I am quite surprised that such educated paladins of reason would make such a glaring mistake in their argument. The very reality they utilize to form their theory is what they deny existence to! Think about this for a moment. Use the reality that does not exist, that we “folk psychologists” call a mind, to muse on the absurdity of their position. If you are anywhere near the folk psychologist you should be, it won’t take long for you to understand the paper tiger they have unleashed upon us.
This type of nonsensical thinking is the direct result of Descartes’ mind-body dualism, except that eliminative materialism goes further, denying even the mind of Descartes, which he simply took for granted. How can a belief in dead, insentient matter lead anywhere but to this kind of absurdity? We certainly are minds, souls, spirits, have beliefs, visions, dreams, etc. We are not inanimate, as some would have us believe.Granted, this is extreme materialism, but I provide this as being illustrative of the ways of scientism. I personally don’t understand why there seems to be a need to rid the world of all mythopoeic beauty and nature. What these scientists don’t seem to realize is that their theories are just as mythical as what we folk psychologists claim.
In my quest to promote an ensouled world, matter that is teeming with soul and spirit, I’ve decided to call my philosophy Animaterialism. This word, of course, combines soul (anima) with matter (materia). My viewpoint begins with a view of matter that is opposed to spirit and is mediated by soul. Soul is the metaxy, the middle ground between spirit and matter. In his use of the Greek word, metaxy, in several important dialogues, Plato gave to psychology and philosophy the notion that there is an in-between state that is neither mortal nor divine, neither matter nor spirit, neither light nor darkness. This is what we refer to as soul. In Plato’s Symposium, Socrates argues that Eros is a daimon who is in-between gods and mortals. Indeed, according to Socrates, the whole of the daimonic is between [metaxy] god and mortal” (202d11-e1). This view of matter influences how we treat our planet and each other. Our view of matter directly affects our ethics. Furthermore, our view of matter affects our entire ontology and epistemology. Indeed, it touches every aspect of our lives.
Once again, quoting David Bohm:
It is proposed that the widespread and pervasive distinctions between people (race, nation, family, profession, etc., etc.) which are now preventing mankind from working together for the common good, and indeed, even for survival, have one of the key factors of their origin in a kind of thought that treats things as inherently divided, disconnected, and “broken up” into yet smaller constituent parts. Each part is considered to be essentially independent and self-existent. (Bohm xi)

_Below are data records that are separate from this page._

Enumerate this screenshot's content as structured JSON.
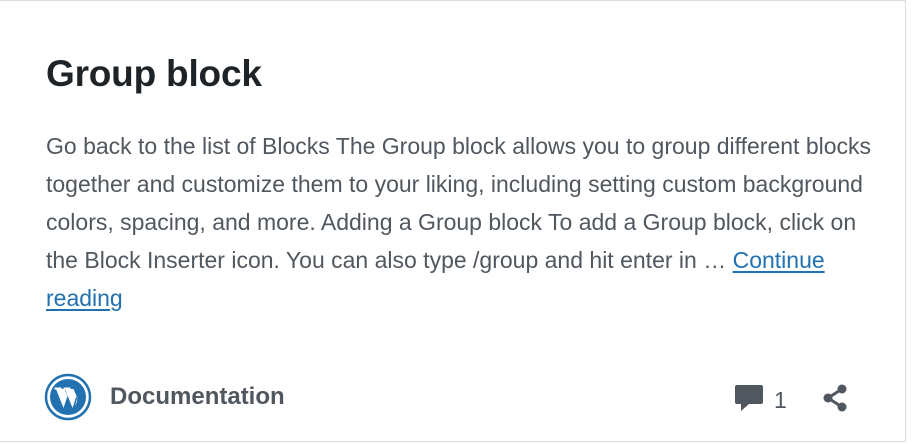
{
  "post": {
    "title": "Group block",
    "excerpt": "Go back to the list of Blocks The Group block allows you to group different blocks together and customize them to your liking, including setting custom background colors, spacing, and more. Adding a Group block To add a Group block, click on the Block Inserter icon. You can also type /group and hit enter in … ",
    "continue_label": "Continue reading"
  },
  "footer": {
    "category_icon": "wordpress-logo-icon",
    "category_label": "Documentation",
    "comment_icon": "comment-bubble-icon",
    "comment_count": "1",
    "share_icon": "share-icon"
  },
  "colors": {
    "title": "#1d2327",
    "text": "#50575e",
    "link": "#2271b1",
    "border": "#dcdcde"
  }
}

We citizens of planet Earth should be daily striving to bridge the chasms that separate us. The way we begin is to bridge the chasm between mind and matter. The so-called mind-body problem is so ingrained in our culture that it will be difficult to overcome. Do not doubt that it will come to pass. Do not lose hope. Truth inevitably rules the day. It may not seem so now, in this current era of corrupt politics, war, and greed. But there will come a day when mind and matter will, again, be seen as one reality and this will change the course of humanity forever. The bridge across this divide is soul.
Christian de Quincey. Radical Nature. Montpelier: Invisible Cities, 2002.
Bohm, David. Wholeness and the Implicate Order. New York: Routledge, 1980.